Dre est presque un inhumain, abandonnée par ses parents et moquée dans la cour de récréation. Personne ne l’aime, sauf sa sœur. À la mort de Marissa, Dre perd pied. Il ne lui reste que l’amour malsain de la superstar Ni’jah, qui prend une tournure sombre.

« L’âme frissonne devant le vide », écrivait Hjalmar Söderberg dans Doctor Glass. Swarm parle de ce frisson, qui prend ici la forme d’un road trip furieux et sanglant à travers les États du sud des États-Unis.

Swarm est une histoire sauvage avec une part égale d’humour noir, de pastiche de film d’horreur et de satire sociale. « Quel est votre artiste préféré ? » demande Dre à ses victimes avant de les tuer – souvent parce qu’elles ont écrit du mal de Ni’jah sur les réseaux sociaux. La performance de Fishback est tout aussi délirante. Elle bouge comme une enfant timide de deux ans, mais tue comme une déesse indienne de la mort.

Mémorisez son nom. Dominique Fishback.

Mais Swarm est aussi très drôle. Hailey, la strip-teaseuse blanche, insiste pour se dire « noire », répondant aux visages sceptiques de Dre en expliquant que « mon père est noir… ou à moitié ». Hailey est interprétée par Paris Jackson, la fille de Michael Jackson dans la vraie vie.

La scénariste Janine Nabers affirme que Swarm n’a pas de message, mais qu’elle « existe dans le monde » en tant que « truc punk bizarre ». Nabers et le créateur de la série, Donald Glover, ont tous deux la série Atlanta sur leur CV et il n’est pas exagéré d’appeler Swarm sa petite sœur.

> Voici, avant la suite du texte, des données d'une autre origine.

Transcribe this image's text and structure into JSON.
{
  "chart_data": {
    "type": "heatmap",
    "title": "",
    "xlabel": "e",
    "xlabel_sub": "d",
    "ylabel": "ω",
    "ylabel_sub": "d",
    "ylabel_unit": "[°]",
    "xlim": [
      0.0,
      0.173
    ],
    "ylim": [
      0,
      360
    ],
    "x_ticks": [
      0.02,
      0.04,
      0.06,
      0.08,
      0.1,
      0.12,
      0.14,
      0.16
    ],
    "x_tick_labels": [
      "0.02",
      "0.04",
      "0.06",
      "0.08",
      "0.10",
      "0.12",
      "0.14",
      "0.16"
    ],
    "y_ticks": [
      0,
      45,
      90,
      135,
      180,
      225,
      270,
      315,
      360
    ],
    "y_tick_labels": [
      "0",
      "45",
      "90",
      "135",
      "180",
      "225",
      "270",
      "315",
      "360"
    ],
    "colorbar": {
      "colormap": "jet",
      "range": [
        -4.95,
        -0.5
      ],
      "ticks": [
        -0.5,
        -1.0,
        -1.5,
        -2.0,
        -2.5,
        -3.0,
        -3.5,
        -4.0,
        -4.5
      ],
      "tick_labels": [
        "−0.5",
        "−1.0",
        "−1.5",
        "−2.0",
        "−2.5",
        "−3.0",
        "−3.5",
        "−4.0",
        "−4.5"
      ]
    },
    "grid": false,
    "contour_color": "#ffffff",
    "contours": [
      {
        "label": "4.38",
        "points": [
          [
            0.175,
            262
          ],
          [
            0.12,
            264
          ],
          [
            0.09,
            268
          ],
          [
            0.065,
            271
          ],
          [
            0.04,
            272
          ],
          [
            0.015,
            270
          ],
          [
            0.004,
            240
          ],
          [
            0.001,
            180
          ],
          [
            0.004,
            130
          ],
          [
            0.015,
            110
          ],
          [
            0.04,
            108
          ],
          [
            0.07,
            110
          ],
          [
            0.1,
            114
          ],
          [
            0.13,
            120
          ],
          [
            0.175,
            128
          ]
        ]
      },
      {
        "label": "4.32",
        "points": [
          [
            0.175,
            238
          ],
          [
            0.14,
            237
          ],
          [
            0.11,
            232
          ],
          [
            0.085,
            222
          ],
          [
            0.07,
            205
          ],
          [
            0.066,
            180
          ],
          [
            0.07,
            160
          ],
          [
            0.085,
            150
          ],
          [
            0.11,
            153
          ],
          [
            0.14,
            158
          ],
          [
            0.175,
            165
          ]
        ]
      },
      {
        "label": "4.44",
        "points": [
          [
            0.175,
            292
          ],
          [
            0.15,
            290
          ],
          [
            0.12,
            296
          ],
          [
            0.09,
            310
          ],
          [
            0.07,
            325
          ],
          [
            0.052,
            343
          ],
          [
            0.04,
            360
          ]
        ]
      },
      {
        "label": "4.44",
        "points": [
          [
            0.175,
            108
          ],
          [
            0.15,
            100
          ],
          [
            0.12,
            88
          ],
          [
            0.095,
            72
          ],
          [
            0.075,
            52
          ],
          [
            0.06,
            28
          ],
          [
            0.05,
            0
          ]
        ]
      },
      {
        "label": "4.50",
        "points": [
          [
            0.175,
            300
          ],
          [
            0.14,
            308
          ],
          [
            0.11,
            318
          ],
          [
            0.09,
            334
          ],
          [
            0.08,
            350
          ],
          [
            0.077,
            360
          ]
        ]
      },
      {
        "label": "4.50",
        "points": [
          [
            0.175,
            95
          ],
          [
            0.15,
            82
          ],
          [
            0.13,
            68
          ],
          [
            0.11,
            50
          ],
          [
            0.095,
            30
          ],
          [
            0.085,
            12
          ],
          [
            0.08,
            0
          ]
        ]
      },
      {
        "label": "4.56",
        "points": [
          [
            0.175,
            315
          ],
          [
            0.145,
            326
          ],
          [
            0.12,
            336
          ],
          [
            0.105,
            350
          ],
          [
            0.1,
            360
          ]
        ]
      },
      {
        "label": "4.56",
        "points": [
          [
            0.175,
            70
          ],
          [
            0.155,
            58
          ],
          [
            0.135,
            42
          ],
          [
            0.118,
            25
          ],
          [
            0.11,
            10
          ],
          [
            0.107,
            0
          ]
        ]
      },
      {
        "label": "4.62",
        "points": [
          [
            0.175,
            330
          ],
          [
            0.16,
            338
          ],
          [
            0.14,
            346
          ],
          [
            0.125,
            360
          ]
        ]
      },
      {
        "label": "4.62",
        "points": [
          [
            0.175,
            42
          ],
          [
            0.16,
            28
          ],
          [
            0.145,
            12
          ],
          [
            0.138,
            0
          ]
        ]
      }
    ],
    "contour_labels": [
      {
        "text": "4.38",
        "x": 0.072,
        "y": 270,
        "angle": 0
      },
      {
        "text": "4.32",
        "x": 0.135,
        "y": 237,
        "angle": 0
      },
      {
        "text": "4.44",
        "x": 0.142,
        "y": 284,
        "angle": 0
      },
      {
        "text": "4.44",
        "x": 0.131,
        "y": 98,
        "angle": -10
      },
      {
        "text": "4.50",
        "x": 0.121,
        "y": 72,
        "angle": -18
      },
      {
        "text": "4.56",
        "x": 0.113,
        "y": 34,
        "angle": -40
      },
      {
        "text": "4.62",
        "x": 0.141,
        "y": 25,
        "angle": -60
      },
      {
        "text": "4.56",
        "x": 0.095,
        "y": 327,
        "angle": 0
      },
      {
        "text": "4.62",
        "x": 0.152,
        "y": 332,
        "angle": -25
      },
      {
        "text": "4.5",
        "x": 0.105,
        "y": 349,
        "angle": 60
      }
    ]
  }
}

Mais là où Atlanta avait une tendance à s’envoler, Swarm tient bon parce que le thème – la demande désespérée d’appartenance du cœur humain – caractérise chaque partie de l’histoire. Sinon, c’est tout aussi détraqué, tout aussi punk. Et prouve qu’à une époque où de nombreuses histoires de streaming sont moulées dans la même forme, il y a encore de la place pour faire quelque chose de vraiment original de temps en temps.

The Swarm est disponible sur Prime Video.